Ça faisait dix ans que je n'avais plus mis les pieds à Val-en-Père. Je n'y connaissais plus personne. Du moins le pensais-je.

En arrivant, déjà je regrettais d'être là. Si mes souvenirs liés à ce village me semblaient si beaux et gais, c'était simplement grâce à leur goût d'enfance et d'insouciance. Il est dit que d'une manière générale, nous retenons toujours les bons cotés de nos vacances, de notre enfance, etc... Notre cerveau fait l'impasse en quelque sorte, sur ce qui a pu mal se passer; même si en cherchant bien on trouve.
Et puis c'était la première fois de ma vie que j'y montais toute seule. Quand on est enfant ce n'est pas un problème, on trouve toujours un copain, et il y a tout le temps quelque chose à faire, on sait s'amuser d'un rien. Mais adulte, c'est tout de même moins aisé. Et puis j'avais peur de m'ennuyer. A présent je me retrouvais sans mes cousins, mon frère, et comme je l'ai dit, même les quelques jeunes que je connaissais au village n'habitaient plus là. Ils étaient tous partis faire leurs études dans de grandes villes, et ne prenaient même plus le temps de venir voir leurs parents durant les vacances.
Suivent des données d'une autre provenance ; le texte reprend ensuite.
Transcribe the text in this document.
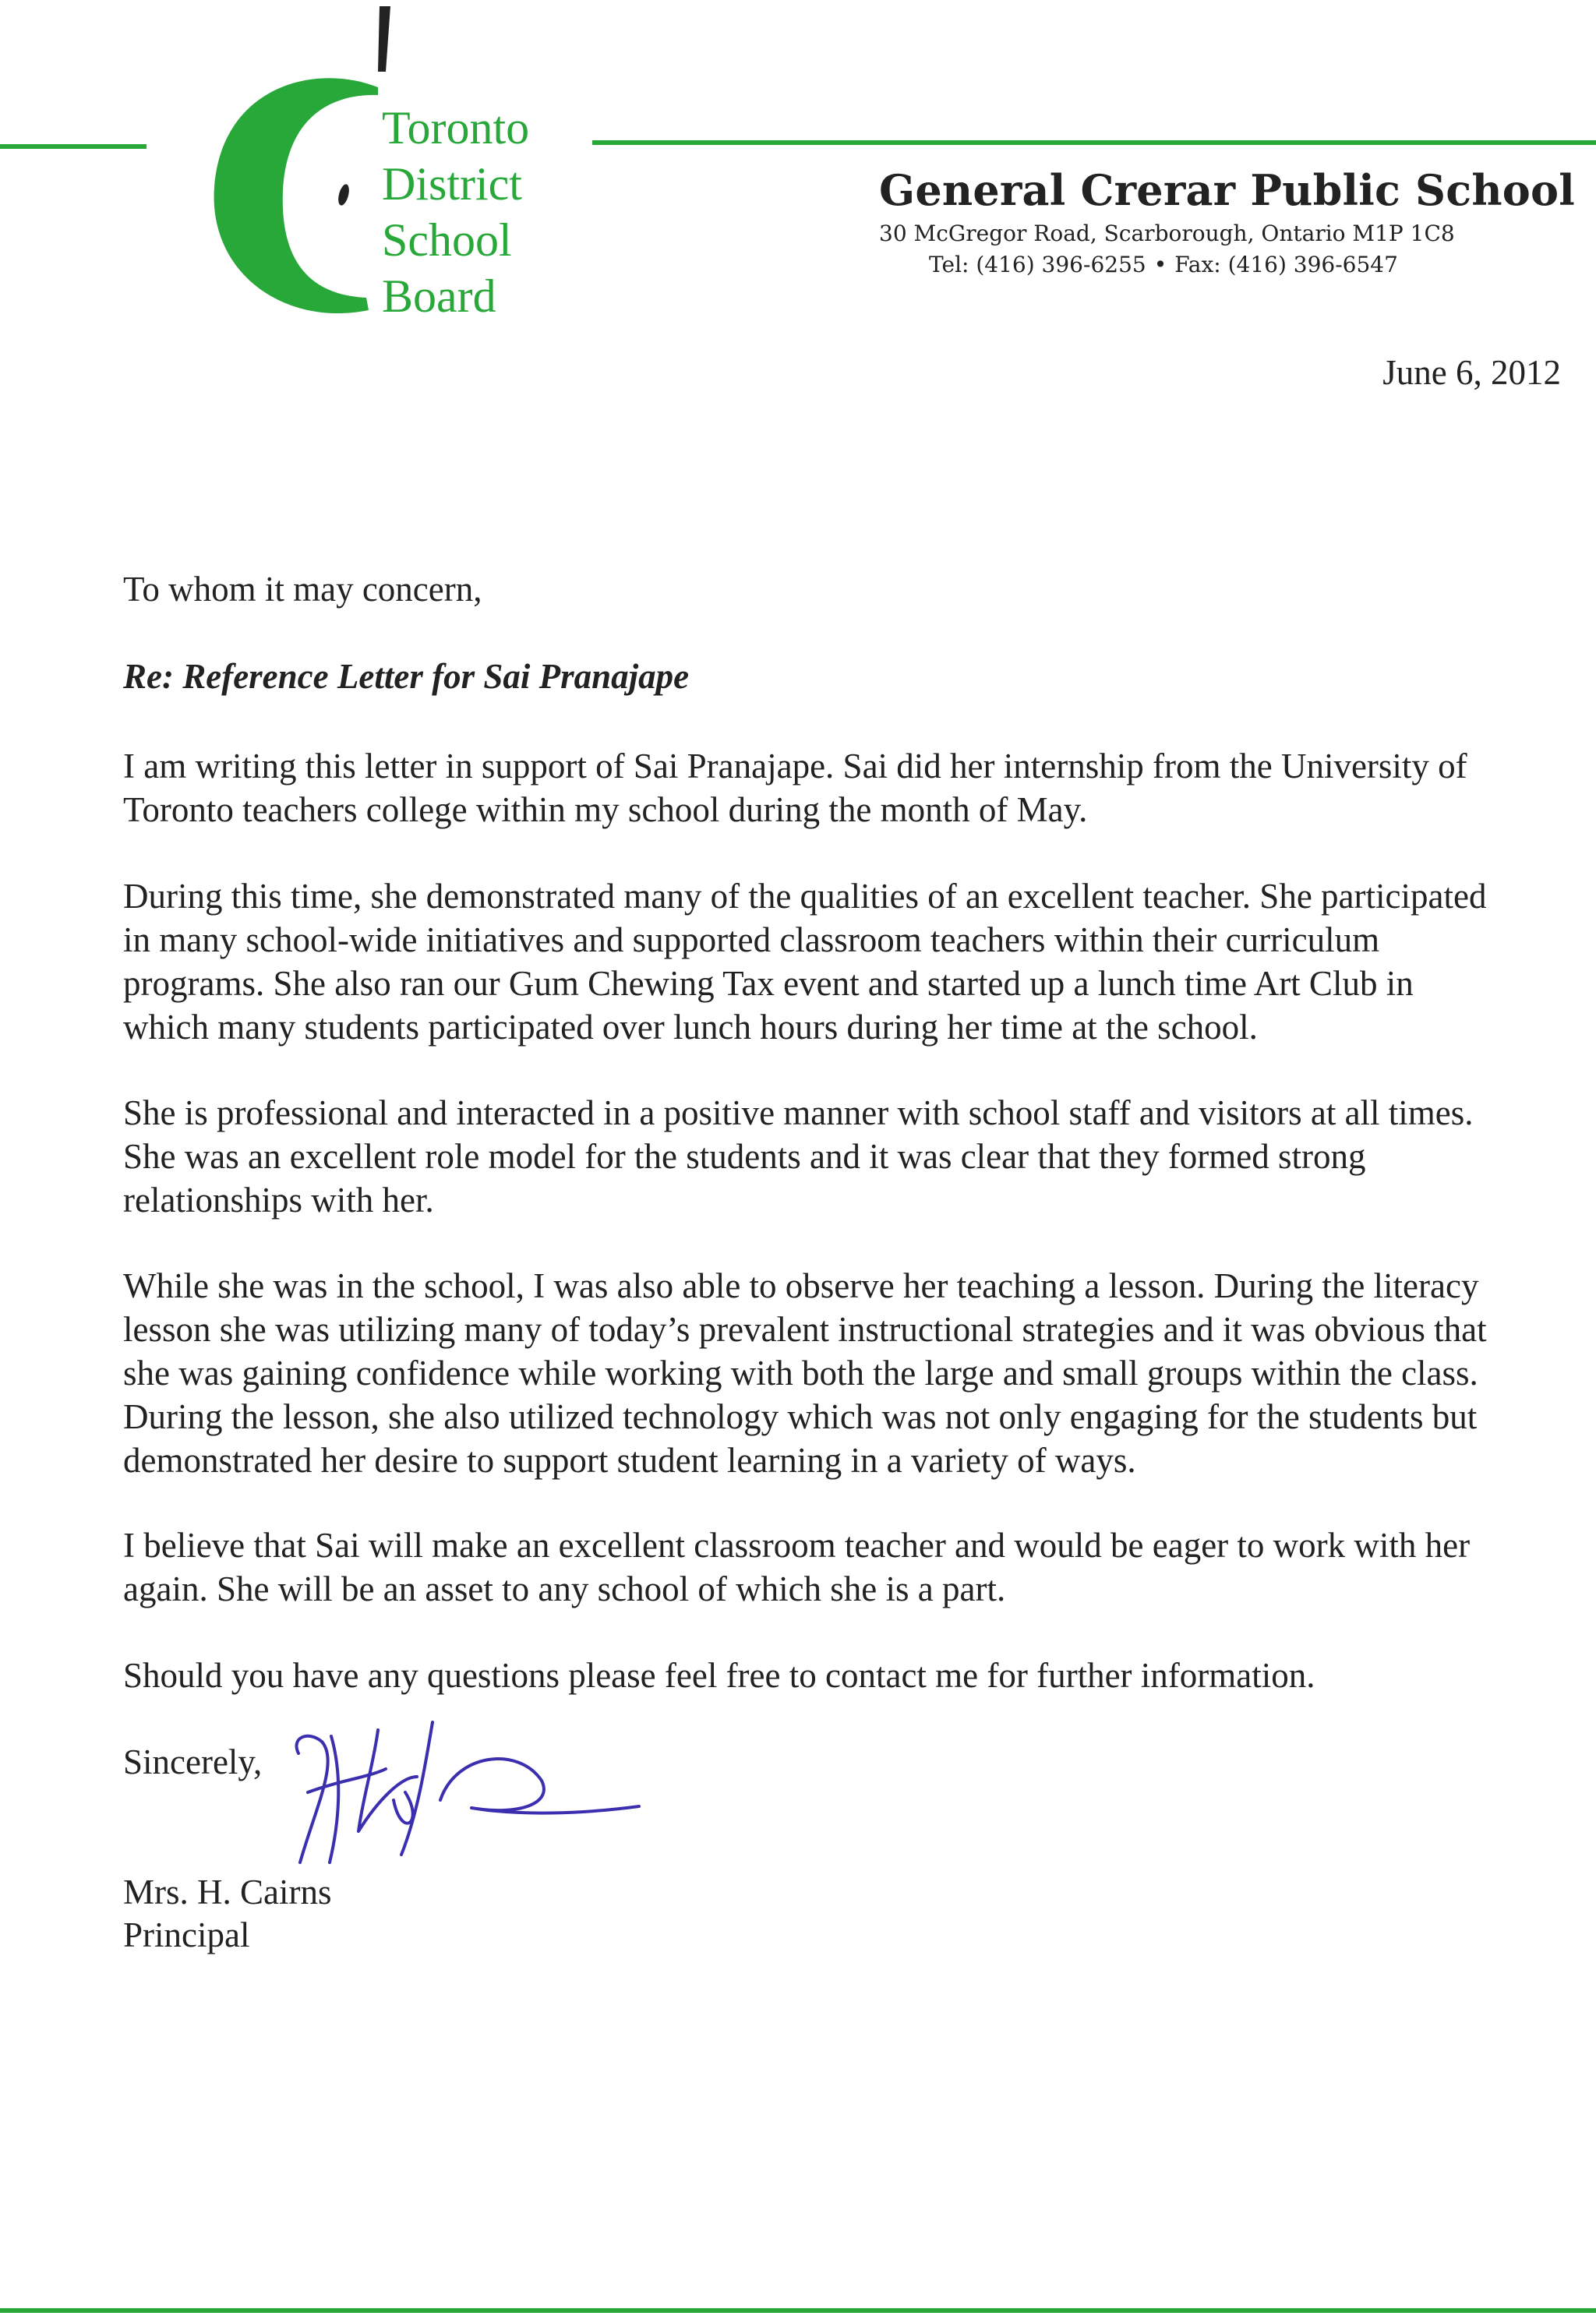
Toronto
District
School
Board
General Crerar Public School
30 McGregor Road, Scarborough, Ontario M1P 1C8
Tel: (416) 396-6255 • Fax: (416) 396-6547
June 6, 2012
To whom it may concern,
Re: Reference Letter for Sai Pranajape
I am writing this letter in support of Sai Pranajape. Sai did her internship from the University of
Toronto teachers college within my school during the month of May.
During this time, she demonstrated many of the qualities of an excellent teacher. She participated
in many school-wide initiatives and supported classroom teachers within their curriculum
programs. She also ran our Gum Chewing Tax event and started up a lunch time Art Club in
which many students participated over lunch hours during her time at the school.
She is professional and interacted in a positive manner with school staff and visitors at all times.
She was an excellent role model for the students and it was clear that they formed strong
relationships with her.
While she was in the school, I was also able to observe her teaching a lesson. During the literacy
lesson she was utilizing many of today’s prevalent instructional strategies and it was obvious that
she was gaining confidence while working with both the large and small groups within the class.
During the lesson, she also utilized technology which was not only engaging for the students but
demonstrated her desire to support student learning in a variety of ways.
I believe that Sai will make an excellent classroom teacher and would be eager to work with her
again. She will be an asset to any school of which she is a part.
Should you have any questions please feel free to contact me for further information.
Sincerely,
Mrs. H. Cairns
Principal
Ca allait être très longtemps de vivre ici sans amis. Même si j'étais, et suis toujours, plutôt du genre solitaire, l'idée d'être éloignée de tout et sans personne de mon âge à qui parler me semblait à présent angoissante.

Je trouvais qu'il y avait plus de villageois que dans mon souvenir. Beaucoup de gens des grandes villes étaient venus y vivre dans le but de s'offrir une vie meilleure, plus en phase avec la nature et les vraies choses de la vie pour leurs enfants et pour eux-mêmes. Ils étaient tous un peu hippies, portaient des vêtements larges passés de mode, même si je ne suis pas sûre que ce fut à la mode un jour. Qu'importe, ils semblaient tellement plus heureux que toutes les personnes que j'avais pu côtoyer auparavant.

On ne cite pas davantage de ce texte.